Use a Glaze to Protect Your Art from AI Mimicry

If you create any kind of visual art in the twenty-first century, you have probably resigned yourself to being mimicked by AI. These intelligent bots scour the web and scoop up your style, ready to replicate it for anyone who types in the right description. But it doesn’t have to be this way. Now artists have their own software to fight back. Glaze is a tool developed in the University of Chicago SAND lab that fools the bots, allowing it to protect your art from AI mimicry.

AI Sees the World Differently

A human’s eyes and brain perceive the world much differently than a computer intelligence. Machines don’t see objects in pictures. Instead, the image is broken down into pixels. 

A pair of neural networks work together to analyze what it sees. First it breaks the image into pixels and gives these labels. It uses these labels (funneled through a mathematical algorithm) to make a prediction about the image. A second neural network then judges the prediction against real-life examples. 

Because AI examines images at a pixel level, this means it can be fooled.

Fooling AI

A 2014 team from Cornell University and the University of Wyoming figured out a way to “fool” AI. They generated a picture embedded with strong visual features associated with a different object. The AI thought it was seeing something else.

Now the software Glaze adds tiny changes to an artist’s work, so subtle they are hardly detectable by the human eye. But AI doesn’t look the way we do. At the pixel level, things look very different. The AI will pick up on these changes and think it is “seeing” something else.
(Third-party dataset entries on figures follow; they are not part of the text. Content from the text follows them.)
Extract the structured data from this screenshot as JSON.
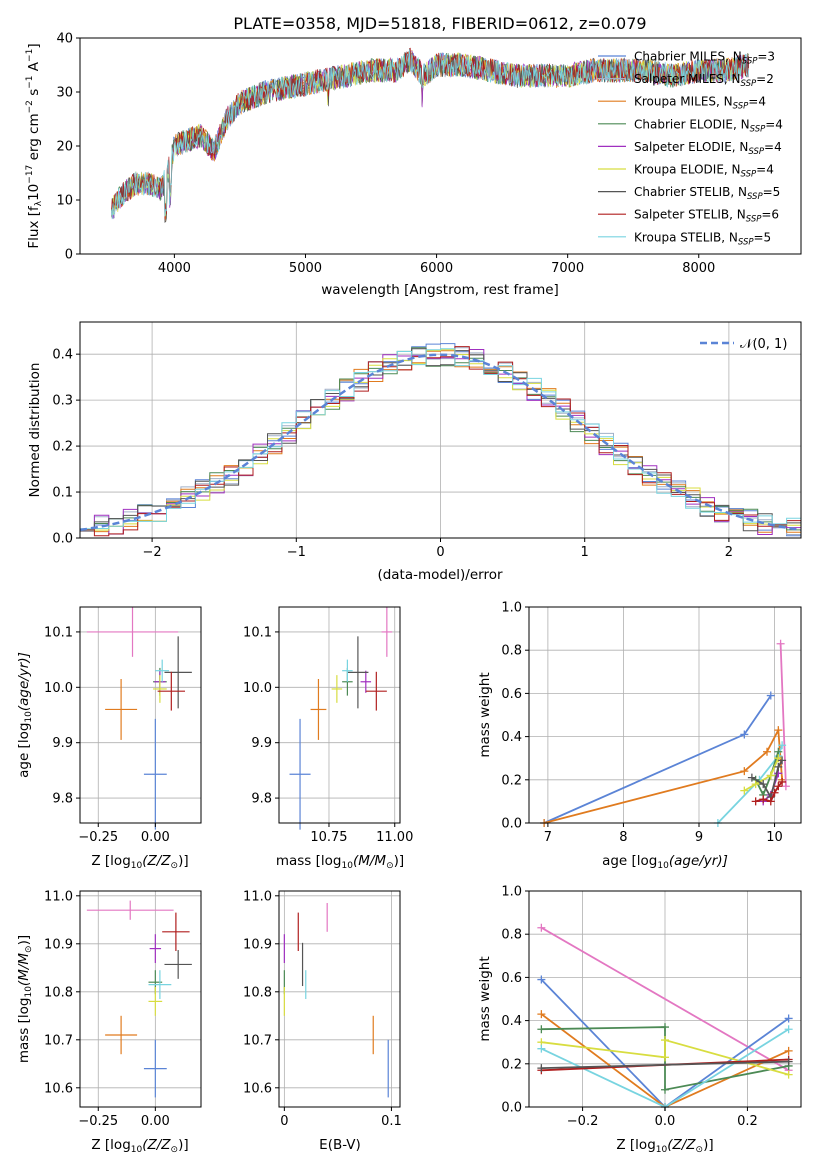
{
  "figure": {
    "title": "PLATE=0358, MJD=51818, FIBERID=0612, z=0.079"
  },
  "colors": {
    "Chabrier MILES": "#5b84d6",
    "Salpeter MILES": "#a1b0c8",
    "Kroupa MILES": "#e07b1f",
    "Chabrier ELODIE": "#4c8a55",
    "Salpeter ELODIE": "#a030c0",
    "Kroupa ELODIE": "#d8dd40",
    "Chabrier STELIB": "#555555",
    "Salpeter STELIB": "#b01f1f",
    "Kroupa STELIB": "#78d4e0",
    "extra": "#e377c2"
  },
  "chart_data": [
    {
      "id": "spectrum",
      "type": "line",
      "xlabel": "wavelength [Angstrom, rest frame]",
      "ylabel": "Flux [f",
      "ylabel_rest": "10",
      "ylabel_exp": "−17",
      "ylabel_unit": " erg cm",
      "ylabel_exp2": "−2",
      "ylabel_s": " s",
      "ylabel_exp3": "−1",
      "ylabel_end": " A",
      "ylabel_exp4": "−1",
      "ylabel_close": "]",
      "xlim": [
        3280,
        8780
      ],
      "ylim": [
        0,
        40
      ],
      "xticks": [
        4000,
        5000,
        6000,
        7000,
        8000
      ],
      "yticks": [
        0,
        10,
        20,
        30,
        40
      ],
      "grid": false,
      "legend_position": "right",
      "legend": [
        {
          "name": "Chabrier MILES, N",
          "sub": "SSP",
          "n": "=3"
        },
        {
          "name": "Salpeter MILES, N",
          "sub": "SSP",
          "n": "=2"
        },
        {
          "name": "Kroupa MILES, N",
          "sub": "SSP",
          "n": "=4"
        },
        {
          "name": "Chabrier ELODIE, N",
          "sub": "SSP",
          "n": "=4"
        },
        {
          "name": "Salpeter ELODIE, N",
          "sub": "SSP",
          "n": "=4"
        },
        {
          "name": "Kroupa ELODIE, N",
          "sub": "SSP",
          "n": "=4"
        },
        {
          "name": "Chabrier STELIB, N",
          "sub": "SSP",
          "n": "=5"
        },
        {
          "name": "Salpeter STELIB, N",
          "sub": "SSP",
          "n": "=6"
        },
        {
          "name": "Kroupa STELIB, N",
          "sub": "SSP",
          "n": "=5"
        }
      ],
      "continuum_x": [
        3520,
        3600,
        3700,
        3800,
        3900,
        3950,
        4000,
        4100,
        4200,
        4300,
        4400,
        4500,
        4700,
        4900,
        5100,
        5300,
        5500,
        5700,
        5800,
        5900,
        6000,
        6200,
        6400,
        6600,
        6800,
        7000,
        7200,
        7400,
        7600,
        7800,
        8000,
        8200,
        8380
      ],
      "continuum_y": [
        8,
        11,
        13,
        13,
        12,
        15,
        20,
        21,
        22,
        19,
        25,
        28,
        30,
        31,
        32,
        33,
        34,
        34,
        36,
        33,
        35,
        35,
        34,
        33,
        33,
        33,
        34,
        34,
        34,
        33,
        34,
        34,
        35
      ]
    },
    {
      "id": "residuals",
      "type": "line",
      "xlabel": "(data-model)/error",
      "ylabel": "Normed distribution",
      "xlim": [
        -2.5,
        2.5
      ],
      "ylim": [
        0,
        0.47
      ],
      "xticks": [
        -2,
        -1,
        0,
        1,
        2
      ],
      "xtick_labels": [
        "−2",
        "−1",
        "0",
        "1",
        "2"
      ],
      "yticks": [
        0.0,
        0.1,
        0.2,
        0.3,
        0.4
      ],
      "ytick_labels": [
        "0.0",
        "0.1",
        "0.2",
        "0.3",
        "0.4"
      ],
      "grid": true,
      "bin_width": 0.1,
      "legend": [
        {
          "name": "𝒩(0, 1)",
          "style": "dashed"
        }
      ]
    },
    {
      "id": "age-vs-Z",
      "type": "scatter",
      "xlabel": "Z [log",
      "xlabel_sub": "10",
      "xlabel_rest": "(Z/Z",
      "xlabel_sun": "⊙",
      "xlabel_end": ")]",
      "ylabel": "age  [log",
      "ylabel_sub": "10",
      "ylabel_rest": "(age/yr)]",
      "xlim": [
        -0.33,
        0.2
      ],
      "ylim": [
        9.755,
        10.145
      ],
      "xticks": [
        -0.25,
        0.0
      ],
      "xtick_labels": [
        "−0.25",
        "0.00"
      ],
      "yticks": [
        9.8,
        9.9,
        10.0,
        10.1
      ],
      "ytick_labels": [
        "9.8",
        "9.9",
        "10.0",
        "10.1"
      ],
      "grid": true,
      "points": [
        {
          "color": "Chabrier MILES",
          "x": 0.0,
          "y": 9.843,
          "xerr": 0.05,
          "yerr": 0.1
        },
        {
          "color": "Kroupa MILES",
          "x": -0.15,
          "y": 9.96,
          "xerr": 0.07,
          "yerr": 0.055
        },
        {
          "color": "Chabrier ELODIE",
          "x": 0.02,
          "y": 10.01,
          "xerr": 0.03,
          "yerr": 0.025
        },
        {
          "color": "Salpeter ELODIE",
          "x": 0.02,
          "y": 10.01,
          "xerr": 0.025,
          "yerr": 0.02
        },
        {
          "color": "Kroupa ELODIE",
          "x": 0.02,
          "y": 9.997,
          "xerr": 0.03,
          "yerr": 0.025
        },
        {
          "color": "Chabrier STELIB",
          "x": 0.1,
          "y": 10.027,
          "xerr": 0.06,
          "yerr": 0.065
        },
        {
          "color": "Salpeter STELIB",
          "x": 0.07,
          "y": 9.993,
          "xerr": 0.06,
          "yerr": 0.035
        },
        {
          "color": "Kroupa STELIB",
          "x": 0.03,
          "y": 10.03,
          "xerr": 0.03,
          "yerr": 0.02
        },
        {
          "color": "extra",
          "x": -0.1,
          "y": 10.1,
          "xerr": 0.2,
          "yerr": 0.045
        }
      ]
    },
    {
      "id": "age-vs-mass",
      "type": "scatter",
      "xlabel": "mass [log",
      "xlabel_sub": "10",
      "xlabel_rest": "(M/M",
      "xlabel_sun": "⊙",
      "xlabel_end": ")]",
      "xlim": [
        10.56,
        11.02
      ],
      "ylim": [
        9.755,
        10.145
      ],
      "xticks": [
        10.75,
        11.0
      ],
      "xtick_labels": [
        "10.75",
        "11.00"
      ],
      "yticks": [
        9.8,
        9.9,
        10.0,
        10.1
      ],
      "ytick_labels": [
        "9.8",
        "9.9",
        "10.0",
        "10.1"
      ],
      "grid": true,
      "points": [
        {
          "color": "Chabrier MILES",
          "x": 10.64,
          "y": 9.843,
          "xerr": 0.04,
          "yerr": 0.1
        },
        {
          "color": "Kroupa MILES",
          "x": 10.71,
          "y": 9.96,
          "xerr": 0.03,
          "yerr": 0.055
        },
        {
          "color": "Chabrier ELODIE",
          "x": 10.82,
          "y": 10.01,
          "xerr": 0.02,
          "yerr": 0.025
        },
        {
          "color": "Salpeter ELODIE",
          "x": 10.89,
          "y": 10.01,
          "xerr": 0.02,
          "yerr": 0.02
        },
        {
          "color": "Kroupa ELODIE",
          "x": 10.78,
          "y": 9.997,
          "xerr": 0.02,
          "yerr": 0.025
        },
        {
          "color": "Chabrier STELIB",
          "x": 10.86,
          "y": 10.027,
          "xerr": 0.04,
          "yerr": 0.065
        },
        {
          "color": "Salpeter STELIB",
          "x": 10.93,
          "y": 9.993,
          "xerr": 0.04,
          "yerr": 0.035
        },
        {
          "color": "Kroupa STELIB",
          "x": 10.82,
          "y": 10.03,
          "xerr": 0.02,
          "yerr": 0.02
        },
        {
          "color": "extra",
          "x": 10.97,
          "y": 10.1,
          "xerr": 0.02,
          "yerr": 0.045
        }
      ]
    },
    {
      "id": "weight-vs-age",
      "type": "line",
      "xlabel": "age  [log",
      "xlabel_sub": "10",
      "xlabel_rest": "(age/yr)]",
      "ylabel": "mass weight",
      "xlim": [
        6.75,
        10.35
      ],
      "ylim": [
        0,
        1
      ],
      "xticks": [
        7,
        8,
        9,
        10
      ],
      "yticks": [
        0.0,
        0.2,
        0.4,
        0.6,
        0.8,
        1.0
      ],
      "ytick_labels": [
        "0.0",
        "0.2",
        "0.4",
        "0.6",
        "0.8",
        "1.0"
      ],
      "grid": true,
      "series": [
        {
          "color": "Chabrier MILES",
          "x": [
            6.95,
            9.6,
            9.95
          ],
          "y": [
            0.0,
            0.41,
            0.59
          ]
        },
        {
          "color": "Kroupa MILES",
          "x": [
            6.95,
            9.6,
            9.9,
            10.05,
            10.1
          ],
          "y": [
            0.0,
            0.24,
            0.33,
            0.43,
            0.2
          ]
        },
        {
          "color": "extra",
          "x": [
            10.08,
            10.15
          ],
          "y": [
            0.83,
            0.17
          ]
        },
        {
          "color": "Kroupa STELIB",
          "x": [
            9.25,
            9.8,
            10.05,
            10.1
          ],
          "y": [
            0.0,
            0.2,
            0.31,
            0.36
          ]
        },
        {
          "color": "Chabrier ELODIE",
          "x": [
            9.75,
            9.85,
            9.95,
            10.05
          ],
          "y": [
            0.2,
            0.13,
            0.22,
            0.33
          ]
        },
        {
          "color": "Kroupa ELODIE",
          "x": [
            9.6,
            9.75,
            9.95,
            10.05
          ],
          "y": [
            0.15,
            0.18,
            0.22,
            0.3
          ]
        },
        {
          "color": "Salpeter ELODIE",
          "x": [
            9.85,
            9.95,
            10.05
          ],
          "y": [
            0.1,
            0.13,
            0.23
          ]
        },
        {
          "color": "Chabrier STELIB",
          "x": [
            9.7,
            9.85,
            9.95,
            10.05,
            10.1
          ],
          "y": [
            0.21,
            0.18,
            0.12,
            0.26,
            0.29
          ]
        },
        {
          "color": "Salpeter STELIB",
          "x": [
            9.75,
            9.85,
            9.95,
            10.0,
            10.05,
            10.1
          ],
          "y": [
            0.1,
            0.11,
            0.1,
            0.14,
            0.17,
            0.19
          ]
        }
      ]
    },
    {
      "id": "mass-vs-Z",
      "type": "scatter",
      "xlabel": "Z [log",
      "xlabel_sub": "10",
      "xlabel_rest": "(Z/Z",
      "xlabel_sun": "⊙",
      "xlabel_end": ")]",
      "ylabel": "mass [log",
      "ylabel_sub": "10",
      "ylabel_rest": "(M/M",
      "ylabel_sun": "⊙",
      "ylabel_end": ")]",
      "xlim": [
        -0.33,
        0.2
      ],
      "ylim": [
        10.56,
        11.01
      ],
      "xticks": [
        -0.25,
        0.0
      ],
      "xtick_labels": [
        "−0.25",
        "0.00"
      ],
      "yticks": [
        10.6,
        10.7,
        10.8,
        10.9,
        11.0
      ],
      "ytick_labels": [
        "10.6",
        "10.7",
        "10.8",
        "10.9",
        "11.0"
      ],
      "grid": true,
      "points": [
        {
          "color": "Chabrier MILES",
          "x": 0.0,
          "y": 10.64,
          "xerr": 0.05,
          "yerr": 0.06
        },
        {
          "color": "Kroupa MILES",
          "x": -0.15,
          "y": 10.71,
          "xerr": 0.07,
          "yerr": 0.04
        },
        {
          "color": "Chabrier ELODIE",
          "x": 0.0,
          "y": 10.82,
          "xerr": 0.03,
          "yerr": 0.025
        },
        {
          "color": "Salpeter ELODIE",
          "x": 0.0,
          "y": 10.89,
          "xerr": 0.025,
          "yerr": 0.03
        },
        {
          "color": "Kroupa ELODIE",
          "x": 0.0,
          "y": 10.78,
          "xerr": 0.03,
          "yerr": 0.03
        },
        {
          "color": "Chabrier STELIB",
          "x": 0.1,
          "y": 10.857,
          "xerr": 0.06,
          "yerr": 0.03
        },
        {
          "color": "Salpeter STELIB",
          "x": 0.09,
          "y": 10.925,
          "xerr": 0.06,
          "yerr": 0.04
        },
        {
          "color": "Kroupa STELIB",
          "x": 0.02,
          "y": 10.815,
          "xerr": 0.05,
          "yerr": 0.03
        },
        {
          "color": "extra",
          "x": -0.11,
          "y": 10.97,
          "xerr": 0.19,
          "yerr": 0.02
        }
      ]
    },
    {
      "id": "mass-vs-ebv",
      "type": "scatter",
      "xlabel": "E(B-V)",
      "xlim": [
        -0.005,
        0.108
      ],
      "ylim": [
        10.56,
        11.01
      ],
      "xticks": [
        0.0,
        0.1
      ],
      "xtick_labels": [
        "0",
        "0.1"
      ],
      "yticks": [
        10.6,
        10.7,
        10.8,
        10.9,
        11.0
      ],
      "ytick_labels": [
        "10.6",
        "10.7",
        "10.8",
        "10.9",
        "11.0"
      ],
      "grid": true,
      "points": [
        {
          "color": "Chabrier MILES",
          "x": 0.097,
          "y": 10.64,
          "xerr": 0.0,
          "yerr": 0.06
        },
        {
          "color": "Kroupa MILES",
          "x": 0.083,
          "y": 10.71,
          "xerr": 0.0,
          "yerr": 0.04
        },
        {
          "color": "Chabrier ELODIE",
          "x": 0.0,
          "y": 10.82,
          "xerr": 0.0,
          "yerr": 0.025
        },
        {
          "color": "Salpeter ELODIE",
          "x": 0.0,
          "y": 10.89,
          "xerr": 0.0,
          "yerr": 0.03
        },
        {
          "color": "Kroupa ELODIE",
          "x": 0.0,
          "y": 10.78,
          "xerr": 0.0,
          "yerr": 0.03
        },
        {
          "color": "Chabrier STELIB",
          "x": 0.017,
          "y": 10.857,
          "xerr": 0.0,
          "yerr": 0.045
        },
        {
          "color": "Salpeter STELIB",
          "x": 0.013,
          "y": 10.925,
          "xerr": 0.0,
          "yerr": 0.04
        },
        {
          "color": "Kroupa STELIB",
          "x": 0.02,
          "y": 10.815,
          "xerr": 0.0,
          "yerr": 0.03
        },
        {
          "color": "extra",
          "x": 0.04,
          "y": 10.955,
          "xerr": 0.0,
          "yerr": 0.03
        }
      ]
    },
    {
      "id": "weight-vs-Z",
      "type": "line",
      "xlabel": "Z [log",
      "xlabel_sub": "10",
      "xlabel_rest": "(Z/Z",
      "xlabel_sun": "⊙",
      "xlabel_end": ")]",
      "ylabel": "mass weight",
      "xlim": [
        -0.33,
        0.33
      ],
      "ylim": [
        0,
        1
      ],
      "xticks": [
        -0.2,
        0.0,
        0.2
      ],
      "xtick_labels": [
        "−0.2",
        "0.0",
        "0.2"
      ],
      "yticks": [
        0.0,
        0.2,
        0.4,
        0.6,
        0.8,
        1.0
      ],
      "ytick_labels": [
        "0.0",
        "0.2",
        "0.4",
        "0.6",
        "0.8",
        "1.0"
      ],
      "grid": true,
      "series": [
        {
          "color": "extra",
          "x": [
            -0.3,
            0.3
          ],
          "y": [
            0.83,
            0.17
          ]
        },
        {
          "color": "Chabrier MILES",
          "x": [
            -0.3,
            0.0,
            0.3
          ],
          "y": [
            0.59,
            0.0,
            0.41
          ]
        },
        {
          "color": "Kroupa MILES",
          "x": [
            -0.3,
            0.0,
            0.3
          ],
          "y": [
            0.43,
            0.0,
            0.26
          ]
        },
        {
          "color": "Chabrier ELODIE",
          "x": [
            -0.3,
            0.0,
            0.0,
            0.3
          ],
          "y": [
            0.36,
            0.37,
            0.08,
            0.19
          ]
        },
        {
          "color": "Kroupa ELODIE",
          "x": [
            -0.3,
            0.0,
            0.0,
            0.3
          ],
          "y": [
            0.3,
            0.23,
            0.31,
            0.15
          ]
        },
        {
          "color": "Kroupa STELIB",
          "x": [
            -0.3,
            0.0,
            0.3
          ],
          "y": [
            0.27,
            0.0,
            0.36
          ]
        },
        {
          "color": "Salpeter STELIB",
          "x": [
            -0.3,
            0.3
          ],
          "y": [
            0.17,
            0.22
          ]
        },
        {
          "color": "Chabrier STELIB",
          "x": [
            -0.3,
            0.3
          ],
          "y": [
            0.18,
            0.21
          ]
        }
      ]
    }
  ]
}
This protects the artist’s style from being copied by learning algorithms. 

Not a Perfect Defense

There are, of course, some limitations to Glaze. It relies on manipulating the pixels of the artwork. If you have a minimal and clean style of art, there is less “noise” they can insert to fool the AI.

Additionally, AI is continually evolving and learning and this may only be a stopgap protection. Still, it offers artists a way to fight about against having their style scrubbed from the web and used by AI with no compensation.